Sunday, December 16, 2007

COMMERCIAL PHOTOGRAPHY 
The commercial photographic world can be broken down to:

• Advertising photography: photographs made to illustrate a service or product. These images are generally done with an advertising agency, design firm or with an in-house corporate design team.

• Fashion and glamour photography: This type of photography usually incorporates models. Fashion photography emphasizes the clothes or product, glamour emphasizes the model. Glamour photography is popular in advertising and in men's magazines. Models in glamour photography may be nude, but this is not always the case.

• Still life photography usually depicts inanimate subject matter, typically commonplace objects which may be either natural or man-made.

• Editorial photography: photographs made to illustrate a story or idea within the context of a magazine. These are usually assigned by the magazine.

• Photojournalism: this can be considered a subset of editorial photography. Photographs made in this context are accepted as a truthful documentation of a news story.
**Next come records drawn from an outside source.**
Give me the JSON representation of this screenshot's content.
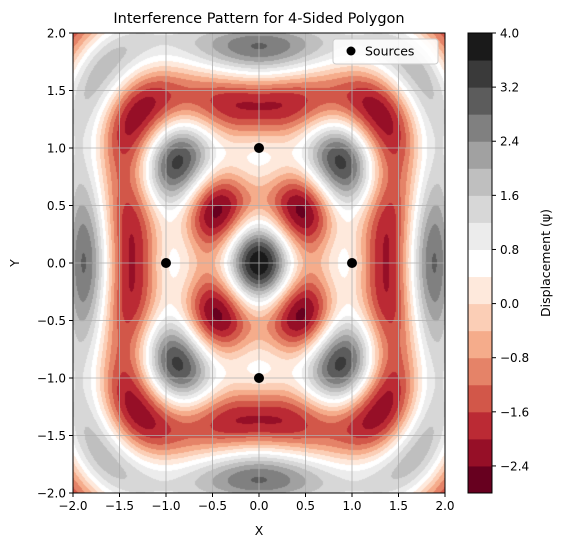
{
  "chart_data": {
    "type": "heatmap",
    "subtype": "filled-contour",
    "title": "Interference Pattern for 4-Sided Polygon",
    "xlabel": "X",
    "ylabel": "Y",
    "xlim": [
      -2.0,
      2.0
    ],
    "ylim": [
      -2.0,
      2.0
    ],
    "x_ticks": [
      "−2.0",
      "−1.5",
      "−1.0",
      "−0.5",
      "0.0",
      "0.5",
      "1.0",
      "1.5",
      "2.0"
    ],
    "y_ticks": [
      "−2.0",
      "−1.5",
      "−1.0",
      "−0.5",
      "0.0",
      "0.5",
      "1.0",
      "1.5",
      "2.0"
    ],
    "grid": true,
    "field": "sum over sources of cos(2*pi*r/1.0) with r = distance to source",
    "sources": {
      "name": "Sources",
      "x": [
        1.0,
        0.0,
        -1.0,
        0.0
      ],
      "y": [
        0.0,
        1.0,
        0.0,
        -1.0
      ],
      "color": "#000000"
    },
    "legend": {
      "entries": [
        "Sources"
      ],
      "placement": "upper-right"
    },
    "colorbar": {
      "label": "Displacement (ψ)",
      "min": -2.8,
      "max": 4.0,
      "step": 0.4,
      "tick_labels": [
        "−2.4",
        "−1.6",
        "−0.8",
        "0.0",
        "0.8",
        "1.6",
        "2.4",
        "3.2",
        "4.0"
      ],
      "tick_values": [
        -2.4,
        -1.6,
        -0.8,
        0.0,
        0.8,
        1.6,
        2.4,
        3.2,
        4.0
      ],
      "colormap": "RdGy",
      "colors": [
        "#67001f",
        "#b2182b",
        "#d6604d",
        "#f4a582",
        "#fddbc7",
        "#ffffff",
        "#e0e0e0",
        "#bababa",
        "#878787",
        "#4d4d4d",
        "#1a1a1a"
      ]
    }
  }
}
• Portrait and wedding photography: photographs made and sold directly to the end user of the images.

• Fine art photography: photographs made to fulfill a vision, and reproduced to be sold directly to the customer.
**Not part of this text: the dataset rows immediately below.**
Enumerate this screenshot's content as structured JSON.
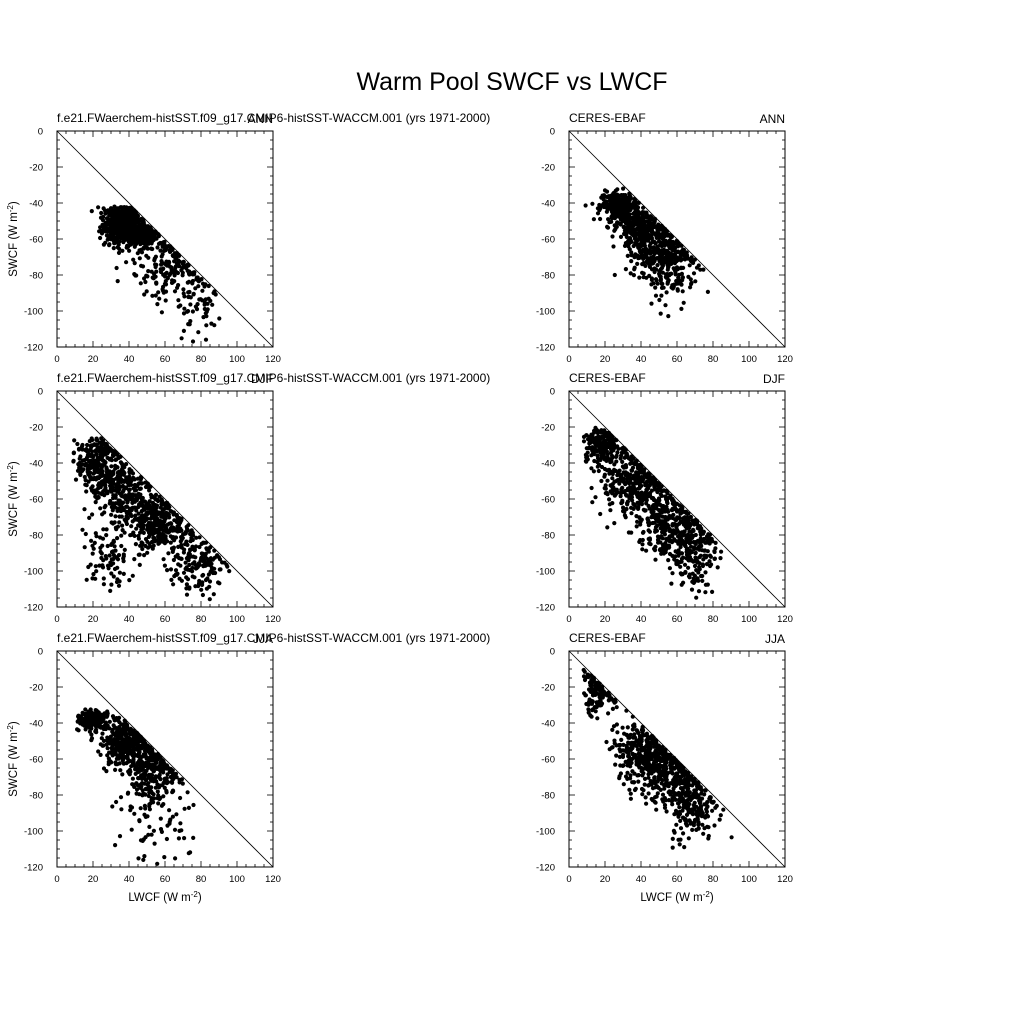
{
  "figure": {
    "title": "Warm Pool SWCF vs LWCF",
    "xlabel_main": "LWCF (W m",
    "ylabel_main": "SWCF (W m",
    "unit_exponent": "-2",
    "unit_close": ")",
    "colors": {
      "points": "#000000",
      "axes": "#000000",
      "background": "#ffffff"
    }
  },
  "chart_data": [
    {
      "type": "scatter",
      "left_title": "f.e21.FWaerchem-histSST.f09_g17.CMIP6-histSST-WACCM.001 (yrs 1971-2000)",
      "right_title": "ANN",
      "xlim": [
        0,
        120
      ],
      "ylim": [
        -120,
        0
      ],
      "xticks": [
        0,
        20,
        40,
        60,
        80,
        100,
        120
      ],
      "yticks": [
        0,
        -20,
        -40,
        -60,
        -80,
        -100,
        -120
      ],
      "show_xlabel": false,
      "show_ylabel": true,
      "reference_line": "y = -x",
      "clusters": [
        {
          "center": [
            36,
            -52
          ],
          "spread": [
            5,
            6
          ],
          "count": 520
        },
        {
          "center": [
            48,
            -58
          ],
          "spread": [
            5,
            4
          ],
          "count": 200
        },
        {
          "center": [
            62,
            -76
          ],
          "spread": [
            10,
            9
          ],
          "count": 170
        },
        {
          "center": [
            80,
            -98
          ],
          "spread": [
            7,
            9
          ],
          "count": 55
        }
      ],
      "y_bounds": [
        -120,
        -42
      ]
    },
    {
      "type": "scatter",
      "left_title": "CERES-EBAF",
      "right_title": "ANN",
      "xlim": [
        0,
        120
      ],
      "ylim": [
        -120,
        0
      ],
      "xticks": [
        0,
        20,
        40,
        60,
        80,
        100,
        120
      ],
      "yticks": [
        0,
        -20,
        -40,
        -60,
        -80,
        -100,
        -120
      ],
      "show_xlabel": false,
      "show_ylabel": false,
      "reference_line": "y = -x",
      "clusters": [
        {
          "center": [
            28,
            -42
          ],
          "spread": [
            5,
            4
          ],
          "count": 260
        },
        {
          "center": [
            40,
            -55
          ],
          "spread": [
            6,
            6
          ],
          "count": 300
        },
        {
          "center": [
            52,
            -68
          ],
          "spread": [
            8,
            8
          ],
          "count": 280
        },
        {
          "center": [
            58,
            -82
          ],
          "spread": [
            7,
            9
          ],
          "count": 70
        }
      ],
      "y_bounds": [
        -104,
        -31
      ]
    },
    {
      "type": "scatter",
      "left_title": "f.e21.FWaerchem-histSST.f09_g17.CMIP6-histSST-WACCM.001 (yrs 1971-2000)",
      "right_title": "DJF",
      "xlim": [
        0,
        120
      ],
      "ylim": [
        -120,
        0
      ],
      "xticks": [
        0,
        20,
        40,
        60,
        80,
        100,
        120
      ],
      "yticks": [
        0,
        -20,
        -40,
        -60,
        -80,
        -100,
        -120
      ],
      "show_xlabel": false,
      "show_ylabel": true,
      "reference_line": "y = -x",
      "clusters": [
        {
          "center": [
            22,
            -40
          ],
          "spread": [
            6,
            8
          ],
          "count": 260
        },
        {
          "center": [
            35,
            -55
          ],
          "spread": [
            8,
            9
          ],
          "count": 260
        },
        {
          "center": [
            55,
            -72
          ],
          "spread": [
            8,
            8
          ],
          "count": 330
        },
        {
          "center": [
            78,
            -95
          ],
          "spread": [
            8,
            9
          ],
          "count": 170
        },
        {
          "center": [
            28,
            -90
          ],
          "spread": [
            8,
            10
          ],
          "count": 90
        }
      ],
      "y_bounds": [
        -117,
        -26
      ]
    },
    {
      "type": "scatter",
      "left_title": "CERES-EBAF",
      "right_title": "DJF",
      "xlim": [
        0,
        120
      ],
      "ylim": [
        -120,
        0
      ],
      "xticks": [
        0,
        20,
        40,
        60,
        80,
        100,
        120
      ],
      "yticks": [
        0,
        -20,
        -40,
        -60,
        -80,
        -100,
        -120
      ],
      "show_xlabel": false,
      "show_ylabel": false,
      "reference_line": "y = -x",
      "clusters": [
        {
          "center": [
            18,
            -30
          ],
          "spread": [
            6,
            6
          ],
          "count": 230
        },
        {
          "center": [
            35,
            -50
          ],
          "spread": [
            8,
            10
          ],
          "count": 300
        },
        {
          "center": [
            55,
            -72
          ],
          "spread": [
            8,
            10
          ],
          "count": 320
        },
        {
          "center": [
            70,
            -90
          ],
          "spread": [
            6,
            10
          ],
          "count": 180
        }
      ],
      "y_bounds": [
        -120,
        -20
      ]
    },
    {
      "type": "scatter",
      "left_title": "f.e21.FWaerchem-histSST.f09_g17.CMIP6-histSST-WACCM.001 (yrs 1971-2000)",
      "right_title": "JJA",
      "xlim": [
        0,
        120
      ],
      "ylim": [
        -120,
        0
      ],
      "xticks": [
        0,
        20,
        40,
        60,
        80,
        100,
        120
      ],
      "yticks": [
        0,
        -20,
        -40,
        -60,
        -80,
        -100,
        -120
      ],
      "show_xlabel": true,
      "show_ylabel": true,
      "reference_line": "y = -x",
      "clusters": [
        {
          "center": [
            20,
            -38
          ],
          "spread": [
            4,
            4
          ],
          "count": 160
        },
        {
          "center": [
            38,
            -50
          ],
          "spread": [
            7,
            7
          ],
          "count": 330
        },
        {
          "center": [
            52,
            -65
          ],
          "spread": [
            7,
            8
          ],
          "count": 260
        },
        {
          "center": [
            55,
            -92
          ],
          "spread": [
            12,
            12
          ],
          "count": 80
        }
      ],
      "y_bounds": [
        -120,
        -32
      ]
    },
    {
      "type": "scatter",
      "left_title": "CERES-EBAF",
      "right_title": "JJA",
      "xlim": [
        0,
        120
      ],
      "ylim": [
        -120,
        0
      ],
      "xticks": [
        0,
        20,
        40,
        60,
        80,
        100,
        120
      ],
      "yticks": [
        0,
        -20,
        -40,
        -60,
        -80,
        -100,
        -120
      ],
      "show_xlabel": true,
      "show_ylabel": false,
      "reference_line": "y = -x",
      "clusters": [
        {
          "center": [
            15,
            -22
          ],
          "spread": [
            5,
            7
          ],
          "count": 130
        },
        {
          "center": [
            40,
            -55
          ],
          "spread": [
            8,
            8
          ],
          "count": 270
        },
        {
          "center": [
            55,
            -68
          ],
          "spread": [
            9,
            10
          ],
          "count": 300
        },
        {
          "center": [
            68,
            -88
          ],
          "spread": [
            7,
            9
          ],
          "count": 180
        }
      ],
      "y_bounds": [
        -110,
        -9
      ]
    }
  ]
}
• Landscape photography: photographs of different locations made to be sold to tourists as postcards

The market for photographic services demonstrates the aphorism "one picture is worth a thousand words," which has an interesting basis in the history of photography. Magazines and newspapers, companies putting up Web sites, advertising agencies and other groups pay for photography.
Many people take photographs for self-fulfillment or for commercial purposes. 
Organizations with a budget and a need for photography have several options: 
they can assign a member of the organization, hire someone, run a public competition, or obtain rights to stock photographs.

COMMERCIAL PHOTOGRAPHY is photography made or licensed for the purpose of selling a product, 
service or idea where fine-art photography is created as an end in itself.
Commercial photography, is also often a collaborative effort of any number of people, from two to two dozen, 
which may include an account executive, art director, stylist, photographic assistants and other specialists. 
The exception may be still-life product shots, where the photographer may work independently or with only an assistant.

Most commercial photography is assigned by an advertising agency with the selection of the photographer most often being made by the art director, 
but it may be done by the creative director, account executive or even at the request of the client. 
Just because a photograph is commercial does not need to be devoid of art. 
Many fine-art photographers and editorial photographers have done some of their best work for commercial accounts 
while often the constraint of representing the product literally has been an obstacle to creativity.